Schematic representation of the cell wall changes occurring in the ugtP mutant. (A) The genetic evidence in this work suggests that in comparison to wild type cells (left panel), cells lacking UgtP (right panel) showed lower CwlO activity, an increase in the PG precursor levels resulting in an upturn in PG synthesis and an increase in the LytE endopeptidase activity. These results support the idea that the ugtP mutant maintain its cell wall integrity and rod-shape by balancing the increased PG synthesis (PBP1) and hydrolysis (LytE). A representation of the proteins involved in peripheral PG synthesis or hydrolysis in wild type cells and the mutants studied in this work are shown in panels (B–E).

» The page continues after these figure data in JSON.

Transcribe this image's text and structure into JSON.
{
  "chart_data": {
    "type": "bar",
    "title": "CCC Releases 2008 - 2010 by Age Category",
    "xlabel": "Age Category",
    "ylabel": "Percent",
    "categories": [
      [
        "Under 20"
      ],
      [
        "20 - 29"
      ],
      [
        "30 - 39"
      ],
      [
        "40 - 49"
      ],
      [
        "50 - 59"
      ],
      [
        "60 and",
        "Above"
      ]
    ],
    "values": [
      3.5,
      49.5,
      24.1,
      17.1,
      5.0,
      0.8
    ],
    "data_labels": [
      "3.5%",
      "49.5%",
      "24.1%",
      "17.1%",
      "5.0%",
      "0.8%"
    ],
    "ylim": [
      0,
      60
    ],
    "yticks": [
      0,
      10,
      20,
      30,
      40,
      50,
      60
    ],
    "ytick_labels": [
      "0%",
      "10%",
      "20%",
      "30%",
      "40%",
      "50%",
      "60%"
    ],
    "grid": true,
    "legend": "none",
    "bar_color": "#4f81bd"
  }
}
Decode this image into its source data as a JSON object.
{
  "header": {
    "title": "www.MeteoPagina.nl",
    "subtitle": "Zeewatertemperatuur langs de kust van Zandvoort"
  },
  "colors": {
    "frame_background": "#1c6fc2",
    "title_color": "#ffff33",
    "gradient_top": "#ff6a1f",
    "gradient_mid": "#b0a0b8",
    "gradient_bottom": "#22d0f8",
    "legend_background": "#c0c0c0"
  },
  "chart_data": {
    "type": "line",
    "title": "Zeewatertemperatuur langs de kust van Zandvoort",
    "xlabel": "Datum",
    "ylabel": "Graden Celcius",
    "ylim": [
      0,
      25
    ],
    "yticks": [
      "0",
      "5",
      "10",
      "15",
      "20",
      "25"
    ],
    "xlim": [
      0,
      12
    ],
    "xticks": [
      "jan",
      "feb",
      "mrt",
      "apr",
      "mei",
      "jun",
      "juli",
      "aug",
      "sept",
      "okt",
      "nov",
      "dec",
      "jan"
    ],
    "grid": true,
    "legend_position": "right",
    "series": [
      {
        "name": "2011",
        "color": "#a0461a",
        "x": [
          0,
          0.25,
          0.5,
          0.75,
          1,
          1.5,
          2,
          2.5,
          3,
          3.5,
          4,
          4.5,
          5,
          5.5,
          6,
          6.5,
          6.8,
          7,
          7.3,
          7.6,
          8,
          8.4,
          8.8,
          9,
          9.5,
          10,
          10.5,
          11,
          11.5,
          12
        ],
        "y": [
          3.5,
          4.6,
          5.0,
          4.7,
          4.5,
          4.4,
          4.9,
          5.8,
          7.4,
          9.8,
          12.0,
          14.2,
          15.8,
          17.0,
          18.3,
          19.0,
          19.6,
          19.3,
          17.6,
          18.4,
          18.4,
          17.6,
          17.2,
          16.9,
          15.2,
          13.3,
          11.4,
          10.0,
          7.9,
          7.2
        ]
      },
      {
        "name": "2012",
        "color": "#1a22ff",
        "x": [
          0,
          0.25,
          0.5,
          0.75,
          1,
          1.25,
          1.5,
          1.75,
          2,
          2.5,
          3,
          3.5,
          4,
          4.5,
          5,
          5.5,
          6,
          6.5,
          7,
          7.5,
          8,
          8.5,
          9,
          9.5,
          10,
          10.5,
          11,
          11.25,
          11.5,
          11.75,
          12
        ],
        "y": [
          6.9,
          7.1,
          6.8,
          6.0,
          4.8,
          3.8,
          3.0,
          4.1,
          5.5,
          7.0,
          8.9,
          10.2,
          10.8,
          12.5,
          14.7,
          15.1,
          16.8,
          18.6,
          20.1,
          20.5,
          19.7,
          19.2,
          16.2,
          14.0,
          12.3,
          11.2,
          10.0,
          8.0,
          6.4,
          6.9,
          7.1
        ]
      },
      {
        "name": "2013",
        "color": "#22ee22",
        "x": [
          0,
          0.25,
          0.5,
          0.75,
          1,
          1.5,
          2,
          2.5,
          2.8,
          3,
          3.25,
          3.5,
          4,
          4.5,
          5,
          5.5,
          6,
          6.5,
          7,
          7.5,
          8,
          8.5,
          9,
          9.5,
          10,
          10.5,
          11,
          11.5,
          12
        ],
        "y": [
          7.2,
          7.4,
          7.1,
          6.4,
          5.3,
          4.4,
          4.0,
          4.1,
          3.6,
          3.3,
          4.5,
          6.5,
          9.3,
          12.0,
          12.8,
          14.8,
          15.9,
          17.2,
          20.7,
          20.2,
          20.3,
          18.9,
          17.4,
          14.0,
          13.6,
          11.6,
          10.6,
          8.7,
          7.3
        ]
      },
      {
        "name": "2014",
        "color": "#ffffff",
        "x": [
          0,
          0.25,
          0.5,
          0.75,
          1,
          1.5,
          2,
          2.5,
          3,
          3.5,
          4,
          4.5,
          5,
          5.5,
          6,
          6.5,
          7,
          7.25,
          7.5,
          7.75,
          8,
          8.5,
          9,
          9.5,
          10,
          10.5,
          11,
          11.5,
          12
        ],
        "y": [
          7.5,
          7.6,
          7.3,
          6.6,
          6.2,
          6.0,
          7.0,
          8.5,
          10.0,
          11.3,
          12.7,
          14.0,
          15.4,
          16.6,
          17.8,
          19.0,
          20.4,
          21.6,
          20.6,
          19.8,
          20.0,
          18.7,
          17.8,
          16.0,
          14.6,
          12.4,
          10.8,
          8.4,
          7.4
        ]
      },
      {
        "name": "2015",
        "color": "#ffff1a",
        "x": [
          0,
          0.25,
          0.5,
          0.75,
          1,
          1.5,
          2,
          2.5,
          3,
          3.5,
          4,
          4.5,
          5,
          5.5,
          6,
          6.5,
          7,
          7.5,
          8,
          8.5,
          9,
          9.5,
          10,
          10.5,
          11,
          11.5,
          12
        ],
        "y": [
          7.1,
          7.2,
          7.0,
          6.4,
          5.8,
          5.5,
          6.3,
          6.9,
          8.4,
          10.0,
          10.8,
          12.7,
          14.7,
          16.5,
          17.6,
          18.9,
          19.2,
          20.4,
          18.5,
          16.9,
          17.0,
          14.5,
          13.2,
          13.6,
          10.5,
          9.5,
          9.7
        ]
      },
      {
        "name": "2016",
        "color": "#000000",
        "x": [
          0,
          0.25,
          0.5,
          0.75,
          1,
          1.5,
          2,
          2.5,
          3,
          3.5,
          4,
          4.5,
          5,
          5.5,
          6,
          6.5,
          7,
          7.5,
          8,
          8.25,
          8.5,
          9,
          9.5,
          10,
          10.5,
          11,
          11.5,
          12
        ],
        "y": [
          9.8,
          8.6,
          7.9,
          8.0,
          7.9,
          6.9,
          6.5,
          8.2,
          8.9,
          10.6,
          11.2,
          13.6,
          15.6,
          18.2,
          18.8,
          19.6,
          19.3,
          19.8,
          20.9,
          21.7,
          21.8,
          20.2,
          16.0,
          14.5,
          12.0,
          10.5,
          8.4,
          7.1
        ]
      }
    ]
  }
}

Dark coloured boxes represent functioning proteins and light coloured boxes represent malfunctioning proteins. (B) BSB1 cells had functional proteins resulting in balanced PG synthesis and hydrolysis. (C) ΔugtP cells exhibited a malfunction in several proteins involved in PG synthesis and/or hydrolysis, such that the cell maintains a healthy balance between PG synthesis and hydrolysis. (D) ΔugtP ΔlytE cells and (E) ΔugtP ΔponA cells showed a malfunction in several proteins however, these mutants exhibited a misbalance in PG synthesis and/or hydrolysis resulting in loss of rod-shape and cell death. Therefore, a balanced synthesis and hydrolysis, potentially by the same cytoskeleton system, is important for PG synthesis and cell shape.